Ces retraits marquent néanmoins un véritable retour en arrière. Certes, ils révèlent l’inquiétude des pays Baltes et de la Pologne quant à la préservation de l’intégrité de leur territoire. Au risque d’une extension du conflit russo-ukrainien aux autres pays frontaliers de la Russie s’ajoute celui d’une reprise de la militarisation russe à la frontière estono-lettone, largement ralentie depuis février 2022. Les décisions de retrait s’inscrivent plus généralement dans une tendance au réarmement à l’échelle nationale et régionale, accentuée par l’arrivée de Donald Trump à la Maison Blanche, qui laisse planer le doute sur l’avenir de l’aide et de la présence américaines en Europe. Tandis que les budgets de la défense des pays Baltes et de la Pologne sont parmi les plus élevés d’Europe, le projet de « Ligne de Défense Baltique » à la frontière avec la Russie démontre un positionnement régional coordonné. La décision commune de retrait de la Convention d’Ottawa a néanmoins pu être considérée comme n’ayant « aucun effet sur la protection des frontières » ou comme faisant miroiter une « fausse promesse de sécurité ». L’efficacité des mines antipersonnel est mise en question depuis longtemps. L’absence de preuves du caractère indispensable des mines a déjà été mise en avant, de même que l’existence d’autres options remplissant les mêmes fonctions. Il est donc possible à la fois de poursuivre la satisfaction d’avantages militaires et de minimiser le coût humain des conflits.

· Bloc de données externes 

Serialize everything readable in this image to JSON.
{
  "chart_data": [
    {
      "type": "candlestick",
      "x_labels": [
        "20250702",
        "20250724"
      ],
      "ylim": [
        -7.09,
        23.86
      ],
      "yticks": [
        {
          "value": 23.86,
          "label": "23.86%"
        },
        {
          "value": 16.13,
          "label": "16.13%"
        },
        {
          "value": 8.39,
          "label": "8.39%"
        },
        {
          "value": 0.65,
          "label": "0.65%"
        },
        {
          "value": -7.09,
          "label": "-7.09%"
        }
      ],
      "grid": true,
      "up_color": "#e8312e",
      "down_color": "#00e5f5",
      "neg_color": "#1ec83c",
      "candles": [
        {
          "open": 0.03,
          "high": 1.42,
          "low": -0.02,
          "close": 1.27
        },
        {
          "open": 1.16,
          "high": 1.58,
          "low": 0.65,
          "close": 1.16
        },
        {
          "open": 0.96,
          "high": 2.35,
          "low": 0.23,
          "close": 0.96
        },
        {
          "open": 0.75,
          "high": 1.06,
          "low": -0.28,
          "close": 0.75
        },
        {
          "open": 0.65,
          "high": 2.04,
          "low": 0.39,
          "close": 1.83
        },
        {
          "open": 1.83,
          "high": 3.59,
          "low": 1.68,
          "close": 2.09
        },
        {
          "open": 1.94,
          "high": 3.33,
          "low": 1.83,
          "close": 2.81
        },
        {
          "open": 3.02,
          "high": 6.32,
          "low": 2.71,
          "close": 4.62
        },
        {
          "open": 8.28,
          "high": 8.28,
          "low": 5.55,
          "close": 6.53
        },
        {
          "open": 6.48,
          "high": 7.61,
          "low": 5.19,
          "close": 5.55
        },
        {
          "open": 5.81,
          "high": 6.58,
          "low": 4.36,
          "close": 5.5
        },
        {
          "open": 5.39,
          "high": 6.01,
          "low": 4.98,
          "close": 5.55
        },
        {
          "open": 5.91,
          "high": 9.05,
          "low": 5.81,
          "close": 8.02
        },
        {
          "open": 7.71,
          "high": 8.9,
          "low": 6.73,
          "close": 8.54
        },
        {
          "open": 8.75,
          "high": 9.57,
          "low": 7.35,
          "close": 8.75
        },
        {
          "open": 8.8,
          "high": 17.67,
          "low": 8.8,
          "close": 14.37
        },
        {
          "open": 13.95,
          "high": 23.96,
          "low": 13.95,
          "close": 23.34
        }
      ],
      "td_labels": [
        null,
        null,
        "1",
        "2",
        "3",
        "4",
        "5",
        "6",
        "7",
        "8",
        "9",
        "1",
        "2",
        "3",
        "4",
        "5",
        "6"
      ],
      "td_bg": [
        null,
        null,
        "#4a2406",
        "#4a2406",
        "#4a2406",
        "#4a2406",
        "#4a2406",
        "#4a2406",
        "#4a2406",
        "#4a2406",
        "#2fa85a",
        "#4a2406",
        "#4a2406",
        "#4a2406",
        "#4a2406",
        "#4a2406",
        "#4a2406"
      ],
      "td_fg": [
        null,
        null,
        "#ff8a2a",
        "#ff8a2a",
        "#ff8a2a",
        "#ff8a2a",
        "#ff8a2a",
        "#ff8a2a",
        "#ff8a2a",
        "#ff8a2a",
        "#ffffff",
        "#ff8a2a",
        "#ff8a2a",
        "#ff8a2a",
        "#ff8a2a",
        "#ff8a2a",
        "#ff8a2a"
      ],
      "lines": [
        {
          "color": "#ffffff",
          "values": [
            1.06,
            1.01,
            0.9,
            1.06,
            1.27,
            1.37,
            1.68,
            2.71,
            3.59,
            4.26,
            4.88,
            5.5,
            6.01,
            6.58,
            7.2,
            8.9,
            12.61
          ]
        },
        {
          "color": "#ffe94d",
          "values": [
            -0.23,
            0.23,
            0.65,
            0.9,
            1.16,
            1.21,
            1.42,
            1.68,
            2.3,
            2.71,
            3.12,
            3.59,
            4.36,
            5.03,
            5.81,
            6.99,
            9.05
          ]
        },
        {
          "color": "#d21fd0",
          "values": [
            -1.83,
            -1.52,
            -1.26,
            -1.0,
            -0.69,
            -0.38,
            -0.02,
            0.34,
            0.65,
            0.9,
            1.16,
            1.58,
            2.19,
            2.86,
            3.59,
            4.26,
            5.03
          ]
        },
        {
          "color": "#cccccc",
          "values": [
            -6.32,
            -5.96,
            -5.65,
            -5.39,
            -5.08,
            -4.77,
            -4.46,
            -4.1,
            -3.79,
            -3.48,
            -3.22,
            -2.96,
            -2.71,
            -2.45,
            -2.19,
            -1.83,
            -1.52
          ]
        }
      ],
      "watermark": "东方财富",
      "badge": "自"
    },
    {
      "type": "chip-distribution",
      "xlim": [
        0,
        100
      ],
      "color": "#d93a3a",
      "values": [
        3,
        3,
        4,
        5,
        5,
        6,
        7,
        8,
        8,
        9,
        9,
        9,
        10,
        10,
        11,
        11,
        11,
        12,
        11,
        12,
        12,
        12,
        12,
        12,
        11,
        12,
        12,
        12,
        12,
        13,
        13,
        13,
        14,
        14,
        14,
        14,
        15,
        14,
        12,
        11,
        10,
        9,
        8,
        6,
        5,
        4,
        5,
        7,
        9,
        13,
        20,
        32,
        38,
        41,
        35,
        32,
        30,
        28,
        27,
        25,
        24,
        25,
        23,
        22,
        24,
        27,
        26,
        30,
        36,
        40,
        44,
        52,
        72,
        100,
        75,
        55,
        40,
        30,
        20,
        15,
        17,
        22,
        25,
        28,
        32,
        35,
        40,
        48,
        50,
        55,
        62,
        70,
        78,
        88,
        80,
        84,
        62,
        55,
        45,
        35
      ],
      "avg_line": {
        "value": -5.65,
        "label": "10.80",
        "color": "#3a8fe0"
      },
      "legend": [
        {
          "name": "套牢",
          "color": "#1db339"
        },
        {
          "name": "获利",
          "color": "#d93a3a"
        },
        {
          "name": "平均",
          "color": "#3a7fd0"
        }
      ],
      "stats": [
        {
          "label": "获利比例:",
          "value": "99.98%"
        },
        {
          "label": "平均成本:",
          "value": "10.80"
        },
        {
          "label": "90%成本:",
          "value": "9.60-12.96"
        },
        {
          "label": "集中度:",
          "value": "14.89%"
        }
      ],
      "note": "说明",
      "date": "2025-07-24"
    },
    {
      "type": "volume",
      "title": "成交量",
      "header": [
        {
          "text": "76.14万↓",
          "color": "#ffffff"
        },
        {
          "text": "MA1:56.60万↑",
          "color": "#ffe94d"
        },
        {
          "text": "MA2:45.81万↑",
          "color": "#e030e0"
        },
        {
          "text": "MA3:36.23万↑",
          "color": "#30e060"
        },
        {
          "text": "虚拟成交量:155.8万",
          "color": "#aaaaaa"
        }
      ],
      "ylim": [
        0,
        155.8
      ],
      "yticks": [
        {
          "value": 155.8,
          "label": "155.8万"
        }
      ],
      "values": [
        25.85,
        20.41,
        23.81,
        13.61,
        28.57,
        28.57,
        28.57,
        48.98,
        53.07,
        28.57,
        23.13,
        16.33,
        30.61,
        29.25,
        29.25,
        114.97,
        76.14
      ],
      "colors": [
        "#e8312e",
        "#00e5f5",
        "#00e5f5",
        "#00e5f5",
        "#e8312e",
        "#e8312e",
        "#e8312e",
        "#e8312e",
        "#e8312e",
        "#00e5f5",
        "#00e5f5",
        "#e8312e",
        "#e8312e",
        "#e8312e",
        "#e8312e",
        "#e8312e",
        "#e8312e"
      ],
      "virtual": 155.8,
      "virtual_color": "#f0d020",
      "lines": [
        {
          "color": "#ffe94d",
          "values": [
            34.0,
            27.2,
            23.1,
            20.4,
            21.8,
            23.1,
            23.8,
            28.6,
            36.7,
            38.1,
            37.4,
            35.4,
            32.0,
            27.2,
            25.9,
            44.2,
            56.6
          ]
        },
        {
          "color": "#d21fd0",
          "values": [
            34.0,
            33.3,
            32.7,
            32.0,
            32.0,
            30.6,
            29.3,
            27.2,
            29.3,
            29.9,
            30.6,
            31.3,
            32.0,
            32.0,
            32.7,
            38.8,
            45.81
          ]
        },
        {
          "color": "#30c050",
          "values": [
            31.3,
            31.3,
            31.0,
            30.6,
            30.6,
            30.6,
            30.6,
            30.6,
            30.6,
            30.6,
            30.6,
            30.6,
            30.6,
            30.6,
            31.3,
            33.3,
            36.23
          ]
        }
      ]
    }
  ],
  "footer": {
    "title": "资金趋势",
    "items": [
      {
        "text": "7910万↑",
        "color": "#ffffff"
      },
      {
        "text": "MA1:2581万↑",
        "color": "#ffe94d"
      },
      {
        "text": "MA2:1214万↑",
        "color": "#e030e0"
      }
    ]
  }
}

Au-delà, les pays européens ne devraient jamais dévier des valeurs qui forment la communauté à laquelle ils appartiennent. Le droit, et en son sein la protection de la personne en droit international, qui a fait l’objet d’une évolution remarquable au cours des 80 dernières années malgré les assauts réguliers qu’il a subis, fait incontestablement partie de ces valeurs et devrait être systématiquement défendu. Le droit dans toutes ses composantes doit demeurer une boussole incontournable. C’est aussi en renforçant ces valeurs, et non en les affaiblissant soi-même par imitation de l’adversaire, que l’on marque son opposition vis-à-vis de ce dernier. À cet égard, on ne peut que relever le paradoxe de ces pays qui, en cherchant à se démarquer de la Russie, emploient les mêmes méthodes. Se sachant sur une ligne de crête,
les ministres de la Défense baltes et polonais ont d’ailleurs souligné que leurs pays restaient tenus par le droit des conflits armés et par l’impératif de protection des civils, en espérant l’articuler avec leurs besoins sécuritaires. Illusion à laquelle il est malheureusement difficile de se rallier, sans compter que d’autres États européens pourraient suivre le mouvement de ces retraits, au premier rang desquels la Finlande, qui a annoncé début avril son intention de se retirer de la Convention d’Ottawa.